La frangitura deriva dal nome frantoio, significa rompere; difatti in questa fase le olive vengono frante, cioè sia la polpa delle olive che i noccioli vengono frantumati dalle molazze (come avveniva nei vecchi frantoi) o dai martelli o coltelli (nei nuovi frantoi) ottenendo cosi una pasta di olive che, giunta alla giusta dimensione di triturazione fuoriesce e passa nella gramola. La gramolatura consiste nel repentino e prolungato mescolamento della pasta di olive. Questa tecnica favorisce l’unione delle goccioline di olio presenti nella pasta. Finita la gramolatura, l’impasto passa alla spremitura cioè all’estrazione vera e propria dell’olio. La pasta viene posta su dischi di fibra vegetale (fiscoli) anche se oggi vengono prodotti in materiale sintetico.
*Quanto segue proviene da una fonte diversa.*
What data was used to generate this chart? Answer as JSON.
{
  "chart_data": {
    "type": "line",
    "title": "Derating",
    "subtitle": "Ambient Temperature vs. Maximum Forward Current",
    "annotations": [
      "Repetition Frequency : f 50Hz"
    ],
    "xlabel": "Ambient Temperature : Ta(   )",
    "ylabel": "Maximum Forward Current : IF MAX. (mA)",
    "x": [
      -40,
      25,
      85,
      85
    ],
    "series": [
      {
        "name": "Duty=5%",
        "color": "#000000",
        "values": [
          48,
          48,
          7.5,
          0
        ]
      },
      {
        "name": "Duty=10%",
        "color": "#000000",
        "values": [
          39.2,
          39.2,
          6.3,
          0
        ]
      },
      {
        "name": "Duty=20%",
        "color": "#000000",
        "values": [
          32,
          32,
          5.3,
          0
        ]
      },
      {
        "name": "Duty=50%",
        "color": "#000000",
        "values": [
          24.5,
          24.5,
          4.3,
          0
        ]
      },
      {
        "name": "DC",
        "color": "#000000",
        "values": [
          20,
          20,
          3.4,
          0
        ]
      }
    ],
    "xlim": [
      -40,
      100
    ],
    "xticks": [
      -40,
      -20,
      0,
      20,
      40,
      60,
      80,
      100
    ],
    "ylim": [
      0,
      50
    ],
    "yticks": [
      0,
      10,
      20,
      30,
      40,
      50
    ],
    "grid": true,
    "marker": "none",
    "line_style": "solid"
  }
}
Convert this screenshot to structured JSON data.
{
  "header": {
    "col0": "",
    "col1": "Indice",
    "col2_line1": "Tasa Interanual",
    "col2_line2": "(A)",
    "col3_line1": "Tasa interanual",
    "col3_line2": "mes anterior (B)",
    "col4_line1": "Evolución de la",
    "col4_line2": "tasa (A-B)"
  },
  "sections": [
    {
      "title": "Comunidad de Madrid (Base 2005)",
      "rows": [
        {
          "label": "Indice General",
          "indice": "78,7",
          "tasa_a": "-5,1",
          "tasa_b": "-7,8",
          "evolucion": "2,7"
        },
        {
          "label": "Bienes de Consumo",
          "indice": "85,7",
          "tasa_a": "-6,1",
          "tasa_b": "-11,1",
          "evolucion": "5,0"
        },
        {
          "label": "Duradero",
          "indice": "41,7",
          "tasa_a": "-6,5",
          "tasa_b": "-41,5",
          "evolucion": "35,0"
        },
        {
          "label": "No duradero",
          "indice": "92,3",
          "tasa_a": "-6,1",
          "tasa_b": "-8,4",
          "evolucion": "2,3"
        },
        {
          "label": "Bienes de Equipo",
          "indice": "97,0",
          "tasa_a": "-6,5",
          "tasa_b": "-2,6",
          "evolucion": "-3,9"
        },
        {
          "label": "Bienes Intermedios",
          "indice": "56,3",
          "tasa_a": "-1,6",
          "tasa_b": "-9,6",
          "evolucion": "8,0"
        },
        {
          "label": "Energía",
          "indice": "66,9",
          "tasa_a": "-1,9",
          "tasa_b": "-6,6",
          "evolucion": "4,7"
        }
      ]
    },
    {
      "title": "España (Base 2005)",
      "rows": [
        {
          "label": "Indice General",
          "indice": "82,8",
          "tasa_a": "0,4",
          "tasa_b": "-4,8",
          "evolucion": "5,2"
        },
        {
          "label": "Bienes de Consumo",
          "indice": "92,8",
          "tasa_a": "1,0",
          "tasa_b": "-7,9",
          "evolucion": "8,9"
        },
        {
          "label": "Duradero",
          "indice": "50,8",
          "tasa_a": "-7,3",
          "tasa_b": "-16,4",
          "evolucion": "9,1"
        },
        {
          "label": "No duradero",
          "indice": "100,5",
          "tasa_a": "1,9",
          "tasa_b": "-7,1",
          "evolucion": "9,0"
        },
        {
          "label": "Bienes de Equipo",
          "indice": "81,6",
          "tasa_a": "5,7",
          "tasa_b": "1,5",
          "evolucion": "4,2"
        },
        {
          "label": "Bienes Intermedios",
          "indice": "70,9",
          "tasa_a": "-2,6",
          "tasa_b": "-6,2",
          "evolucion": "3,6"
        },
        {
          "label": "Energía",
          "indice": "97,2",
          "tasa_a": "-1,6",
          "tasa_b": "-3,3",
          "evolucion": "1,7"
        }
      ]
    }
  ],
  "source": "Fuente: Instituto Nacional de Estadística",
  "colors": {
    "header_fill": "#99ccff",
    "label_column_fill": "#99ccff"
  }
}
I fiscoli vengono impilati ed intervallati da dischi di acciaio, ciò serve per uniformare la pressione di spremitura. Fatto ciò, si passa alla pressatura dove fuoriescerà l’acqua di vegetazione mista all’olio mentre la parte solida rimanente sui fiscoli è la sansa da cui (chimicamente) si estrarrà l’olio di sansa ma questa è un’altra storia. Una volta estratto l’olio (ricordo che è mescolato con l’acqua di vegetazione), per effetto del peso specifico e della centrifugazione, questo viene in superficie dove viene raccolto e messo a decantare. Ha molte capacità benefiche, è ricco di sostanze antiossidanti ed ha la proprietà di combattere il colesterolo, ma soprattutto è il cibo più semplice per le genti del Mediterraneo, un po’ come il burro per i popoli del nord Europa anche se l’olio risulta essere tra i grassi alimentari il più salutare. Il sapore dell’olio varia a seconda della varietà delle olive con cui è prodotto, dal grado di maturazione, modalità di raccolta del frutto, l’annata, luogo di produzione ecc. ma molti non sanno che l’olio più è amaro e più è di qualità, tranne qualche sporadico caso ma dipende dalla varietà di oliva. Tre sono i requisiti fondamentali che si richiedono ad un olio extravergine di oliva di qualità:

  • il fruttato
  • l’amaro
  • il piccante.

Ma soprattutto che non abbia difetti. Ricordiamo poi che esistono norme comunitarie (Disciplinari) che tutelano le produzioni degli oli a Denominazioni di Origine Protetta (DOP) e le Indicazioni Geografiche Protette (IGP), queste norme sono molto restrittive e servono per garantire un prodotto di qualità superiore e tradizionale ed in alcuni casi con particolare riferimento alle varietà usate (Monocultivar) ed al territorio ed in questo caso devono essere autoctone.